The only people who could not be accounted for were the fourteen-year-old boy and his parents, the out-of-state family staying in the Barbour cottage after the summer season. It was an unfortunate chain of circumstances, the out-of-state family most likely being unfamiliar with hurricanes, and underestimating the force of this one. One evacuating islander, Mr. Art Honeywell, reported having been stopped in his truck on Seashore Road by the desperate parents searching on foot for their son, but the boy had not been seen by anyone. It was later surmised that he had set off in another direction in search of the parents. As their bodies were never found, it is assumed that all three were washed out to sea. The house itself, the oldest on the island, withstood the tempest, all except the south porch, which had been mysteriously destroyed by fire during the hurricane. Afterward the cottage was sold and the new owners allowed it to remain empty and fall into ruin. Because of its sad fate, islanders took to calling it “Grief Cottage.”

***

What exactly was the “efficient neighbor warning system”? Did it mean only your neighbors got warned? What about strangers? Especially out-of-state strangers unfamiliar with hurricanes, who underestimated their force? Why hadn’t Mr. Art Honeywell in his truck said to the parents, “Climb in and we’ll search for your son together?” Where did the “age fourteen” come from? Had the parents told Mr. Honeywell, “We are out looking for our son, who is fourteen …”? Why hadn’t the boy been in school? And what kind of family stays in a beach cottage in October, “after the season”? Most likely a family who needed to take advantage of reduced rates. If Mom and I had ever gone to the beach we would have had to wait for after the season.

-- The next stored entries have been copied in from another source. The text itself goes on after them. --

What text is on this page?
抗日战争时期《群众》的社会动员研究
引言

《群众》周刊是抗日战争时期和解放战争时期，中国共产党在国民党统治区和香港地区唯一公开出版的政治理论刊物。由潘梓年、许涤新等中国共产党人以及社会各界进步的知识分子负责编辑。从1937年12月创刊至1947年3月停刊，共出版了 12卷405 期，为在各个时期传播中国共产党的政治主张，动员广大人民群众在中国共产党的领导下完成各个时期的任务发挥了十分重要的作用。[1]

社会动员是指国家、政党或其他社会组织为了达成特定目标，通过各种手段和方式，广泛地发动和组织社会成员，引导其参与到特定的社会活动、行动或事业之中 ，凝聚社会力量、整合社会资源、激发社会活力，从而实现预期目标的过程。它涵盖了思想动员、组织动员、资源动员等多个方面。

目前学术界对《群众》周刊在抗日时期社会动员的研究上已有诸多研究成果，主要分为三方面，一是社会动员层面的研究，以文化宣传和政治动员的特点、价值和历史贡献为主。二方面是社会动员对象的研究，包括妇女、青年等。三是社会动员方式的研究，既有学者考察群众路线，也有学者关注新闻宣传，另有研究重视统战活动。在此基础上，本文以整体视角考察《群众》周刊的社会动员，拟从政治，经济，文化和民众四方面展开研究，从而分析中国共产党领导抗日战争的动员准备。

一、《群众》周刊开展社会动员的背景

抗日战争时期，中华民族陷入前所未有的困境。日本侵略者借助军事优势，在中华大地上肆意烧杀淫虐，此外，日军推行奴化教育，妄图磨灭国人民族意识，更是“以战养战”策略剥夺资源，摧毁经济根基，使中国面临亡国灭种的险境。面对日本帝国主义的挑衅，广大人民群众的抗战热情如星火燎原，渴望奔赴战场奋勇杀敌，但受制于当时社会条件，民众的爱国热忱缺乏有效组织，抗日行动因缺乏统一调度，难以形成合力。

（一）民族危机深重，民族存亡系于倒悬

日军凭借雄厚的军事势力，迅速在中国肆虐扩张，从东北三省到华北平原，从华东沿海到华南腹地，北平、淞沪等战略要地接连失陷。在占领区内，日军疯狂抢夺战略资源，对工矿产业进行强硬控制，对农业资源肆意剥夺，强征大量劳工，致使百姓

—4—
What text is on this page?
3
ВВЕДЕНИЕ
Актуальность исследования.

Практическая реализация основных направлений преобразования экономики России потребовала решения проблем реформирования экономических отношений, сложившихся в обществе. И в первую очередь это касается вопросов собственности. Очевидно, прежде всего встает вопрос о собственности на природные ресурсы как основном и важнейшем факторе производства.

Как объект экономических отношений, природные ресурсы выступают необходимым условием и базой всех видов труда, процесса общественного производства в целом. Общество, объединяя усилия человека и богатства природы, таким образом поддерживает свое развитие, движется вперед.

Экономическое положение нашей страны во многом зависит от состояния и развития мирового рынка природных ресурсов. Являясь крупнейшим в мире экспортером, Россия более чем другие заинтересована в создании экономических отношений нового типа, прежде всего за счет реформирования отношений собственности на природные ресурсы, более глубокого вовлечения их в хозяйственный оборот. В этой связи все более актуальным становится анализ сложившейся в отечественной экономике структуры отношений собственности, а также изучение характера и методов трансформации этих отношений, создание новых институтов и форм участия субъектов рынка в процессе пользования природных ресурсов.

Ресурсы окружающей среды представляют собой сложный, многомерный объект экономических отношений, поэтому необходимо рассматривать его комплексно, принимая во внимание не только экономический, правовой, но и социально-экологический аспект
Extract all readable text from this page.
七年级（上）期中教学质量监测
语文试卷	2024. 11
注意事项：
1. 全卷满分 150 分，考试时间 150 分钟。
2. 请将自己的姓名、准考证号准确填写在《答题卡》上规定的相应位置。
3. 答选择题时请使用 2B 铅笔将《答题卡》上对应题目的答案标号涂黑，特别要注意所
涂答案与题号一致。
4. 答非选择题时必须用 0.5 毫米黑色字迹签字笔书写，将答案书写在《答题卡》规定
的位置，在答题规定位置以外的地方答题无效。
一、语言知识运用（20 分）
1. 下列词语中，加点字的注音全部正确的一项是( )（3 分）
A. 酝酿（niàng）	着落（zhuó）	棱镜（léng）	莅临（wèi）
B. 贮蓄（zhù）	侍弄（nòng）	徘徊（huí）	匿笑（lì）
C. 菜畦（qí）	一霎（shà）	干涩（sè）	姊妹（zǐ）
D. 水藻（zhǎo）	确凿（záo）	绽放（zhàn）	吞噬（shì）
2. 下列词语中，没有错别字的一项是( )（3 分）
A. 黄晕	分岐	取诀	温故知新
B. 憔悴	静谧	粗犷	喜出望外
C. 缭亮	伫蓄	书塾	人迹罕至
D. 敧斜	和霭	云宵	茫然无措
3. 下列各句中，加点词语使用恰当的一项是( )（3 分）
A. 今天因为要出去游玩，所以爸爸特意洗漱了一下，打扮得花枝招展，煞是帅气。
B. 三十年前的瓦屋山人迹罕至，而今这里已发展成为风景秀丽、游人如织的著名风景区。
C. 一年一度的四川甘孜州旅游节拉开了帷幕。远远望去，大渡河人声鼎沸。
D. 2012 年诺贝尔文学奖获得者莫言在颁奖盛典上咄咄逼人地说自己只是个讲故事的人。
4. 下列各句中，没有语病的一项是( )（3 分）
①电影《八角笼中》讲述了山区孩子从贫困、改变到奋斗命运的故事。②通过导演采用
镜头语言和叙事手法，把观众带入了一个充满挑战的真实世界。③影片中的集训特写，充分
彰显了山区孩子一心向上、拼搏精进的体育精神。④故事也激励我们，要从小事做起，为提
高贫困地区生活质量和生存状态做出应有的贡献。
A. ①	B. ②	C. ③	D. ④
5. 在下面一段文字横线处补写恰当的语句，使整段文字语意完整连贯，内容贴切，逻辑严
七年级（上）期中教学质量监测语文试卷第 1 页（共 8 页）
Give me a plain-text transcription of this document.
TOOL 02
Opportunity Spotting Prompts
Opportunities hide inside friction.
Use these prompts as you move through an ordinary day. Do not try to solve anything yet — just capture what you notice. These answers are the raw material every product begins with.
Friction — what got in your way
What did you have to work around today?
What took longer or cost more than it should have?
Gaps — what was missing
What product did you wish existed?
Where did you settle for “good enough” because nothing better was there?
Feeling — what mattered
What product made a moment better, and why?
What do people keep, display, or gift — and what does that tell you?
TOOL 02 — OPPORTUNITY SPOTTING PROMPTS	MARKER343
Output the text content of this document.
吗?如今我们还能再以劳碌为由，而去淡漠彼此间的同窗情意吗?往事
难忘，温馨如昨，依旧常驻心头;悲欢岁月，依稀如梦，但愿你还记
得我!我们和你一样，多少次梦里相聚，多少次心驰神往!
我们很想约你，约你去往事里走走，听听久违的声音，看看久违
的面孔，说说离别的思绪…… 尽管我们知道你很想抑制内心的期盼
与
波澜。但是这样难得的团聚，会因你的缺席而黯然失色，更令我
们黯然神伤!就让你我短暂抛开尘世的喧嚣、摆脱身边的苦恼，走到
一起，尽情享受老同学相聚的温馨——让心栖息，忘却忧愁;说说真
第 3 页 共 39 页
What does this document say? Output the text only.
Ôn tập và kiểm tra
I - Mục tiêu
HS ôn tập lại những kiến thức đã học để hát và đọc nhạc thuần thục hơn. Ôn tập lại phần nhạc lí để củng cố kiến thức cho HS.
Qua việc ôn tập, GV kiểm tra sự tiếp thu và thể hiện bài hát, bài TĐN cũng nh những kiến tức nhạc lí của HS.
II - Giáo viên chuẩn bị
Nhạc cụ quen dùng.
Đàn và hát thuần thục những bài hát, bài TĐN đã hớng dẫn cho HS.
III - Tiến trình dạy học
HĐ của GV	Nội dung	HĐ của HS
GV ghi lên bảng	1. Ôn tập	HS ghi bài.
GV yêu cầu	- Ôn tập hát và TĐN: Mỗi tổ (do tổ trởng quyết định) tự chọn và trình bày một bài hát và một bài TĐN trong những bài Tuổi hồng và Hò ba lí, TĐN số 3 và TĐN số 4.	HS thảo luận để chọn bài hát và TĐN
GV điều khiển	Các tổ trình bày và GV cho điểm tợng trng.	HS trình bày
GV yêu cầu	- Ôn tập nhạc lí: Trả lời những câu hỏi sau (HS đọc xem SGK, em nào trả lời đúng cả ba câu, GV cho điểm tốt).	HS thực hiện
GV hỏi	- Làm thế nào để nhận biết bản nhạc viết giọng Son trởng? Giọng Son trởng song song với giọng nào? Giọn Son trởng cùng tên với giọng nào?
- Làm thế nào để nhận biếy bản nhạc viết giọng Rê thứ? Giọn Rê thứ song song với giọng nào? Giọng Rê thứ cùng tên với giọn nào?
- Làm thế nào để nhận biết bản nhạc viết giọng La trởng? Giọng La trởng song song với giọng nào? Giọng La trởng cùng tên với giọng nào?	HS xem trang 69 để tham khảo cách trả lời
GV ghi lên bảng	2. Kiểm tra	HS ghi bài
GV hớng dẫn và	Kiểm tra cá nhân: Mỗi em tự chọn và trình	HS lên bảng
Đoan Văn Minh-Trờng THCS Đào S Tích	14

I was almost sorry this wasn’t a school assignment. I knew exactly how I would go about making the most of the material from the privileged lady’s storm chapter. Baby Wonk would have aced that assignment and earned more contempt.

I would have called my paper “Who Is My Neighbor?” after the story in the Bible where that “gotcha” lawyer tried to pin Jesus down by asking, “Who is my neighbor?” Jesus had trounced him with the story of the Good Samaritan. (“Luke ten, twenty-nine!” the little kids at the foster home would have shouted wildly.)